During a speech at the annual Armada Health Care Specialty Pharmacy Summit and Expo on May 6 in Las Vegas, CVS Caremark senior vice president of specialty pharmacy services Randy Falkenrath, MBA, discussed the evolution of health care within the growing specialty drug market and the changes that must occur to ensure optimal outcomes for patients. Patient engagement, he noted, is not about a series of transactions, but about managing the challenges patients confront on a daily basis as a result of their illness.

“Everything we do in specialty has a patient at the end of the activity,” Falkenrath told the audience. “It’s really all about the services we provide in improving their care, improving their quality of life, and finding the opportunity, ideally, to improve a length of their life span.”

As a result of the Affordable Care Act, the next generation of specialty management will need to focus less on medication management and more on the total patient, according to Falkenrath.
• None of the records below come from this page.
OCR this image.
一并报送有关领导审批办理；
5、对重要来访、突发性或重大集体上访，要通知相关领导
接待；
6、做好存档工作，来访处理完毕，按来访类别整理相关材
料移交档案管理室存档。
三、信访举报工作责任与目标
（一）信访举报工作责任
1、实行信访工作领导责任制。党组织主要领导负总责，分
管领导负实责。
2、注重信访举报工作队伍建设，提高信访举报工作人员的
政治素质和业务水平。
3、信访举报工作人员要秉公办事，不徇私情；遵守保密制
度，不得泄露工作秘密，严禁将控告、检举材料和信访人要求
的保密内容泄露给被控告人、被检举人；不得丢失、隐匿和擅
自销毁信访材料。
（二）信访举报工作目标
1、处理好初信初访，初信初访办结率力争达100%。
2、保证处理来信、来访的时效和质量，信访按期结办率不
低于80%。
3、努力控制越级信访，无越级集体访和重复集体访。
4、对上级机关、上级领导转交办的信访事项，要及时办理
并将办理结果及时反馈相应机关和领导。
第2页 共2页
In this new era, he said, the health care model must improve connectivity around the patient through increased interaction between the physician, pharmacy benefit management, health care plan, care management nurse, and specialty pharmacy to create a total care ecosystem that fits each patient’s needs.

“I would argue as you go forward, there is part of this that provides an infrastructure and investment as it relates to information sharing, but there is also part of this that is really and honestly about people on phones,” Falkenrath said. “It’s about someone being able to wake up, look at the patients and connect with them, engage other providers in the care model, and lead the patient to ensure these connectivity points are being addressed and the outcomes are being improved.”
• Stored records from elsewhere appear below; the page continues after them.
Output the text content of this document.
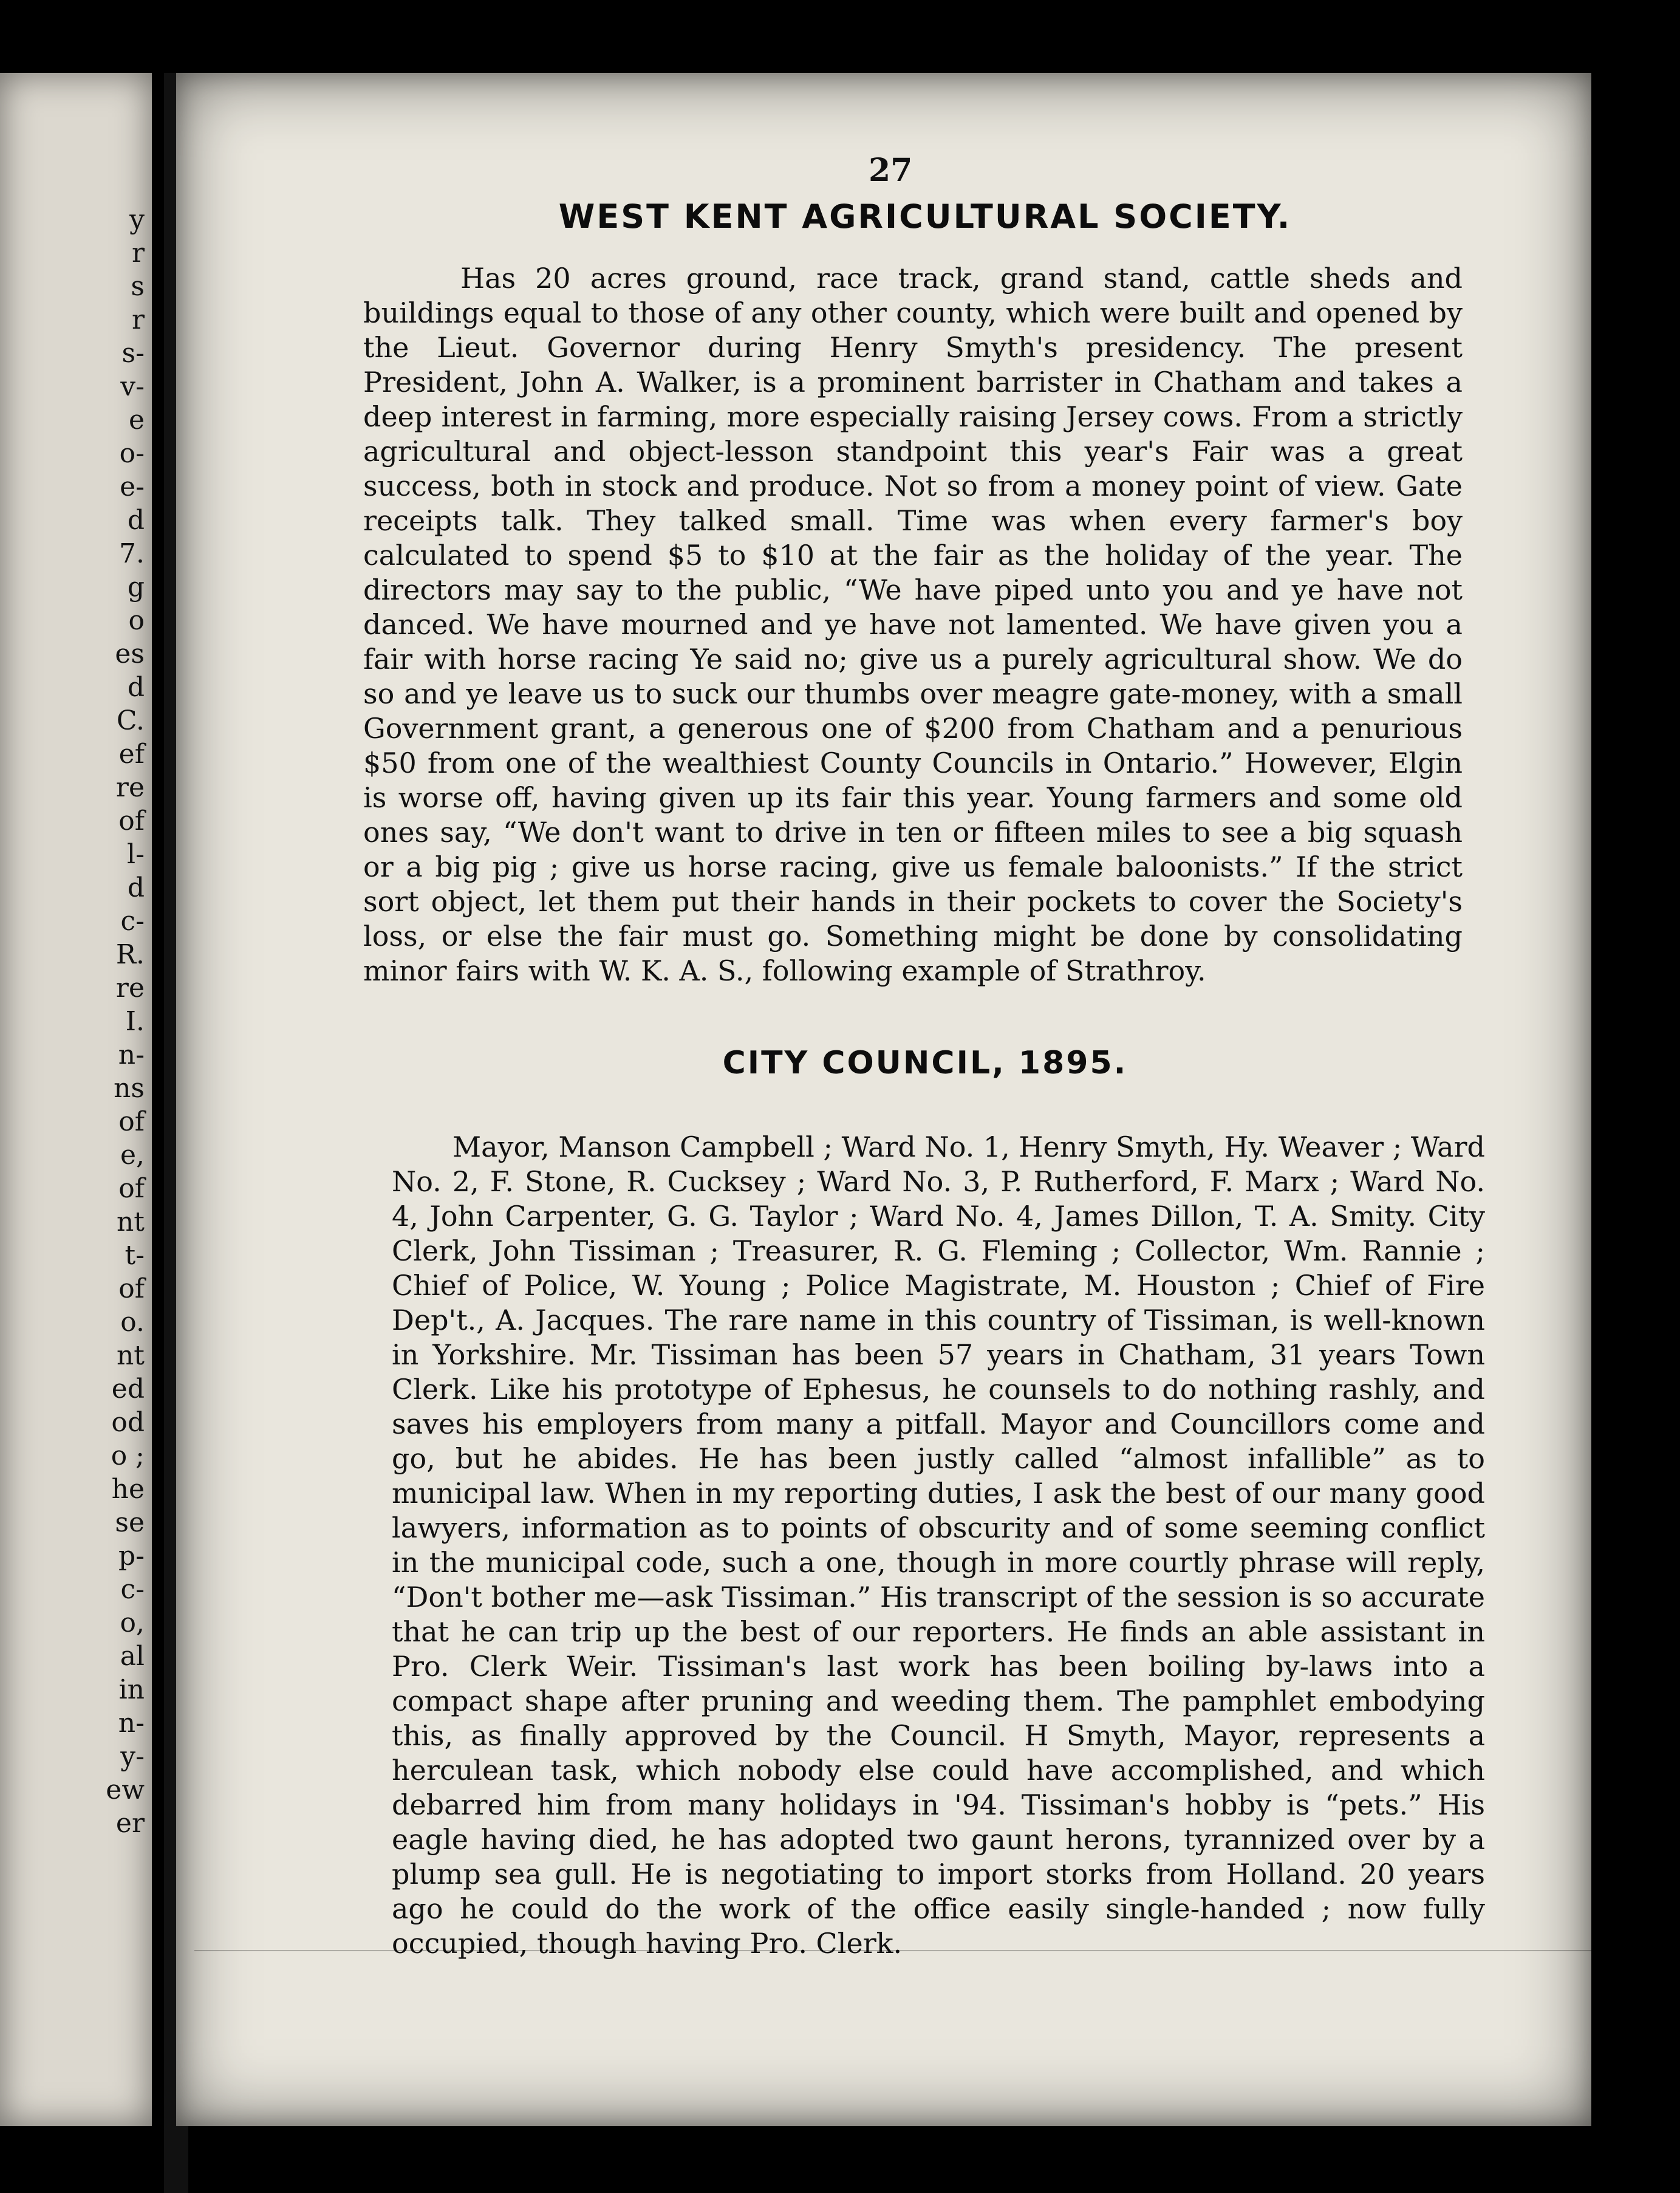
y
r
s
r
s-
v-
e
o-
e-
d
7.
g
o
es
d
C.
ef
re
of
l-
d
c-
R.
re
I.
n-
ns
of
e,
of
nt
t-
of
o.
nt
ed
od
o ;
he
se
p-
c-
o,
al
in
n-
y-
ew
er
27
WEST KENT AGRICULTURAL SOCIETY.

Has 20 acres ground, race track, grand stand, cattle sheds and buildings equal to those of any other county, which were built and opened by the Lieut. Governor during Henry Smyth's presidency. The present President, John A. Walker, is a prominent barrister in Chatham and takes a deep interest in farming, more especially raising Jersey cows. From a strictly agricultural and object-lesson standpoint this year's Fair was a great success, both in stock and produce. Not so from a money point of view. Gate receipts talk. They talked small. Time was when every farmer's boy calculated to spend $5 to $10 at the fair as the holiday of the year. The directors may say to the public, “We have piped unto you and ye have not danced. We have mourned and ye have not lamented. We have given you a fair with horse racing Ye said no; give us a purely agricultural show. We do so and ye leave us to suck our thumbs over meagre gate-money, with a small Government grant, a generous one of $200 from Chatham and a penurious $50 from one of the wealthiest County Councils in Ontario.” However, Elgin is worse off, having given up its fair this year. Young farmers and some old ones say, “We don't want to drive in ten or fifteen miles to see a big squash or a big pig ; give us horse racing, give us female baloonists.” If the strict sort object, let them put their hands in their pockets to cover the Society's loss, or else the fair must go. Something might be done by consolidating minor fairs with W. K. A. S., following example of Strathroy.

CITY COUNCIL, 1895.

Mayor, Manson Campbell ; Ward No. 1, Henry Smyth, Hy. Weaver ; Ward No. 2, F. Stone, R. Cucksey ; Ward No. 3, P. Rutherford, F. Marx ; Ward No. 4, John Carpenter, G. G. Taylor ; Ward No. 4, James Dillon, T. A. Smity. City Clerk, John Tissiman ; Treasurer, R. G. Fleming ; Collector, Wm. Rannie ; Chief of Police, W. Young ; Police Magistrate, M. Houston ; Chief of Fire Dep't., A. Jacques. The rare name in this country of Tissiman, is well-known in Yorkshire. Mr. Tissiman has been 57 years in Chatham, 31 years Town Clerk. Like his prototype of Ephesus, he counsels to do nothing rashly, and saves his employers from many a pitfall. Mayor and Councillors come and go, but he abides. He has been justly called “almost infallible” as to municipal law. When in my reporting duties, I ask the best of our many good lawyers, information as to points of obscurity and of some seeming conflict in the municipal code, such a one, though in more courtly phrase will reply, “Don't bother me—ask Tissiman.” His transcript of the session is so accurate that he can trip up the best of our reporters. He finds an able assistant in Pro. Clerk Weir. Tissiman's last work has been boiling by-laws into a compact shape after pruning and weeding them. The pamphlet embodying this, as finally approved by the Council. H Smyth, Mayor, represents a herculean task, which nobody else could have accomplished, and which debarred him from many holidays in '94. Tissiman's hobby is “pets.” His eagle having died, he has adopted two gaunt herons, tyrannized over by a plump sea gull. He is negotiating to import storks from Holland. 20 years ago he could do the work of the office easily single-handed ; now fully occupied, though having Pro. Clerk.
Falkenrath pointed to the huge increase in spending on specialty drugs forecast through the next decade as the key trend impacting specialty pharmacy. In its annual Insights report, CVS Caremark found that spending on specialty medications grew by 15.6% in 2013 to represent approximately 22.5% of total drug spending among CVS customers. Spending on specialty drugs is projected to increase from $92 billion in 2012 to $235 billion by 2018.

Biosimilars are a possible avenue of relief from rising drug costs, but one that carries its own set of problems, according to Falkenrath. Unlike generics, biosimilars would require that a pharmacist communicate with a physician every time a brand name biologic drug is replaced by a biosimilar, which Falkenrath said will create challenges for the adoption of these therapies.

He added that there are not many biosimilars currently in the pipeline, as manufacturers prepare for a slow acceptance of the drugs.

“This is a really long term play. We’ve got $20 billion of specialty branded products going off of patent in the next 4 years,” Falkenrath said. “So there is a huge opportunity and this is a meaningful conversation.”

An independent analysis by Milliman Inc cited in the Insights report finds that 53% of specialty medication costs were paid under the medical benefit in 2012 in a near even split with the pharmacy benefit. Falkenrath noted that differing medical benefits lead to huge variability in provider reimbursement policies and rates on specialty drugs.

Falkenrath said as an industry specialty pharmacy must find ways to improve services and management across the medical and pharmacy benefit.

“We need to find ways for care providers to create a connected solution to better serve the needs of the patient, while also improving cost and quality,” Falkenrath said.